Film Talk - Sport (Martin Burger)
aus 18plus, alles für die Arbeit mit jungen Erwachsenen
Die Gemeinsamkeit von Film und Sport...
| Film Talk - Sport | |
|---|---|
| Autor | Martin Burger |
| Erscheinungsdatum | |
| Publikation | 18plus |
Lizenzbestimmungen: Alle Rechte vorbehalten.
Inhaltsverzeichnis |
Filmtalk
In Sport und Fitness steckt Bewegung, oder Neudeutsch: movement. Und schon sind wir bei der Gemeinsamkeit von Filmen und Sport. In beiden findet sich „move“. Beim Sport bewegt sich der Mensch. In den „Movies“ die Bilder, die wiederum uns bewegen. Wenn beides zusammenkommt, dann sind es meist Geschichten voll aus dem Leben. Geschichten mit Bewegung und Spannung, Anteilnahme und Identifikation. Oft aber auch Geschichten zwischen Pathos, Kitsch und Wirklichkeit. In diesem Spannungsrahmen bewegt sich auch „Cool Runnings“. Die Geschichte einer jamaikanischen Bobmannschaft ist für mich ein Klassiker unter den Sportfilmen. Wie selbst eine Niederlage zu einem Sieg werden kann, zeigt diese Disney-Produktion mit einer entwaffnenden Einfachheit. Dass es in Sportfilmen (vor allem in amerikanischen) nicht immer um Baseball oder Football gehen muss, zeigt auf eindrückliche Weise „Kick it like Beckham“. Die „schönste Nebensache der Welt“ bildet den Hintergrund der Geschichte über eine junge Frau indischer Herkunft, die ihren Weg in der Gesellschaft gegen sämtliche Standesordnungen sucht und findet. Dass dies nicht einfach und mit vielen Schwierigkeiten verbunden ist, liegt auf der Hand. Gerade die Verbindung mit (Frauen-)Fußball macht deutlich, was im Leben der jungen Frau wichtig ist: Toleranz, Fairness, Emanzipation und Teamgeist. Bei „Save the last dance“ zeigt sich die sportliche Ader in Filmen von einer anderen Seite. Eine junge Frau gibt sich die Schuld am Tod ihrer Mutter, versagt sich eine Karriere als Ballett-Tänzerin und zieht zu ihrem geschiedenen Vater nach Chicago. In einem vornehmlich von Schwarzen bevölkerten Viertel knüpft sie neue Freundschaften und fasst über den HipHop neuen Lebensmut und meistert ihre Familiensituation.

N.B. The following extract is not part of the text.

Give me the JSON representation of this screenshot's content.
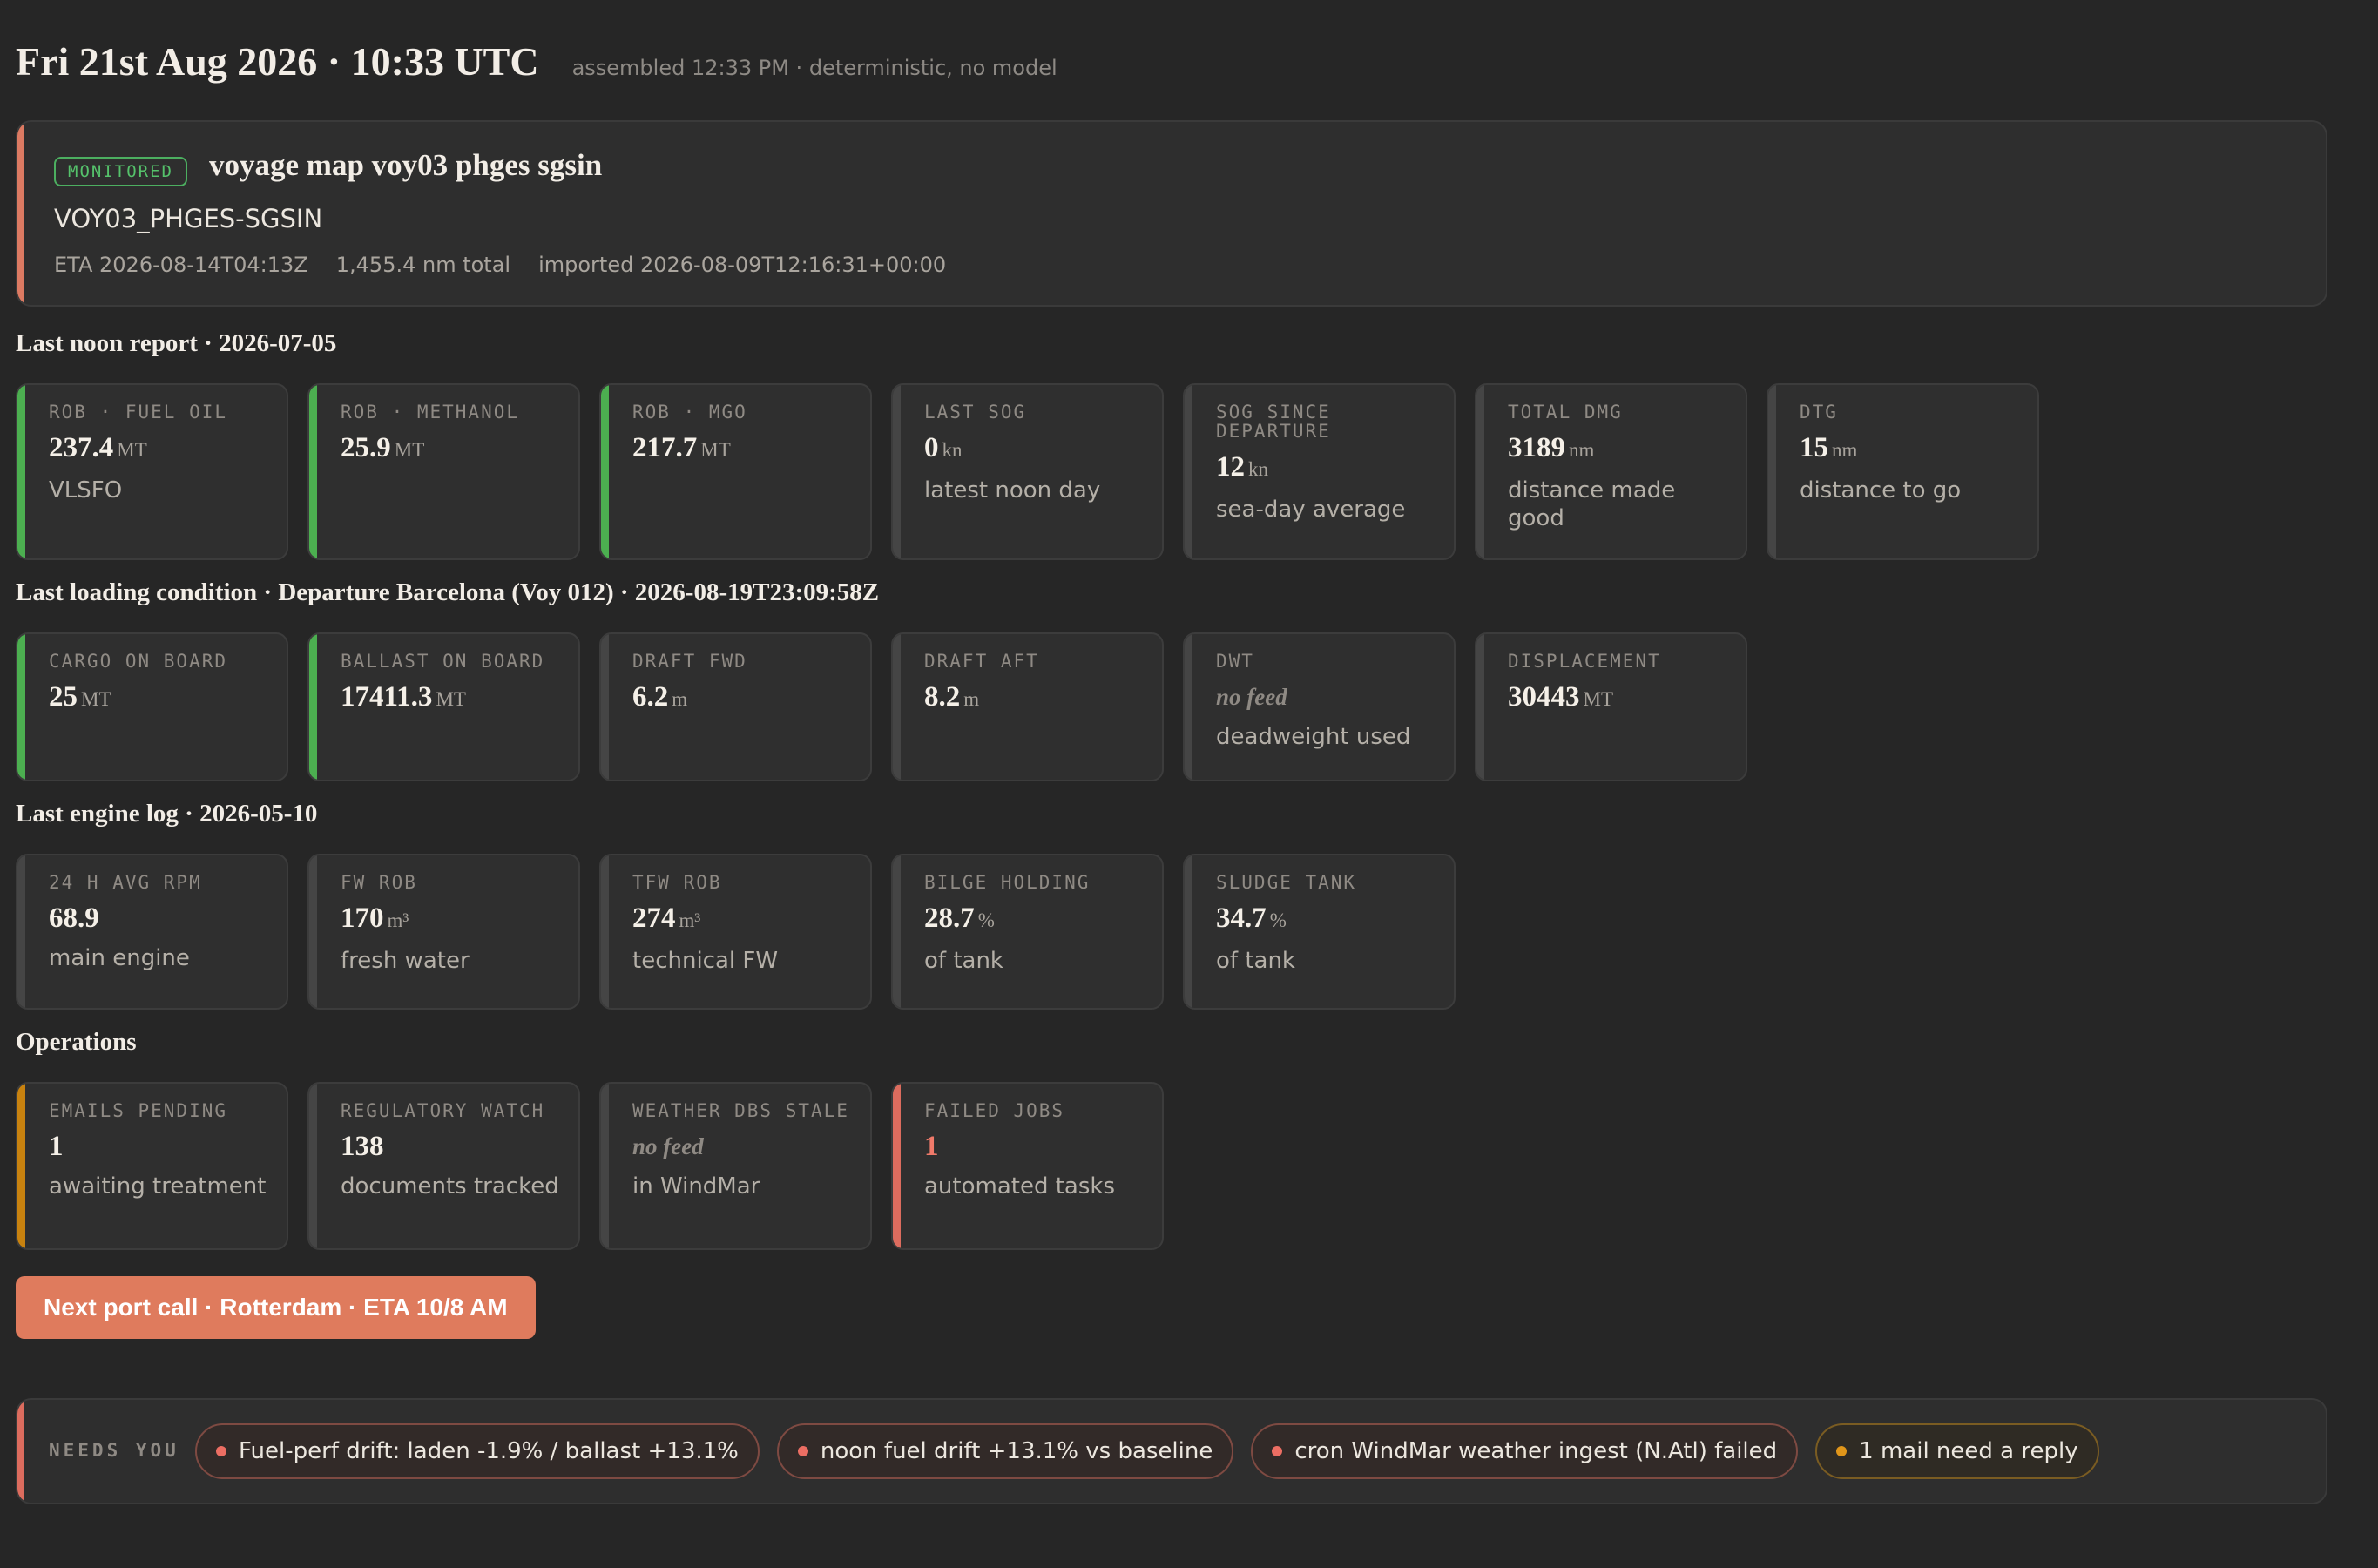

Bewegung im Sport allein ist schon faszinierend. Noch eindrücklicher wird es, wenn Bewegung in das Leben von Menschen kommt. Wenn unmenschliche Verhältnisse sich verändern, wenn Menschen ihren eigenen Weg entdecken, wenn Menschen sich aufeinander zu bewegen. Filme, in denen diese Veränderungen dargestellt werden, bewegen uns und ermutigen uns vielleicht dazu, uns zu bewegen.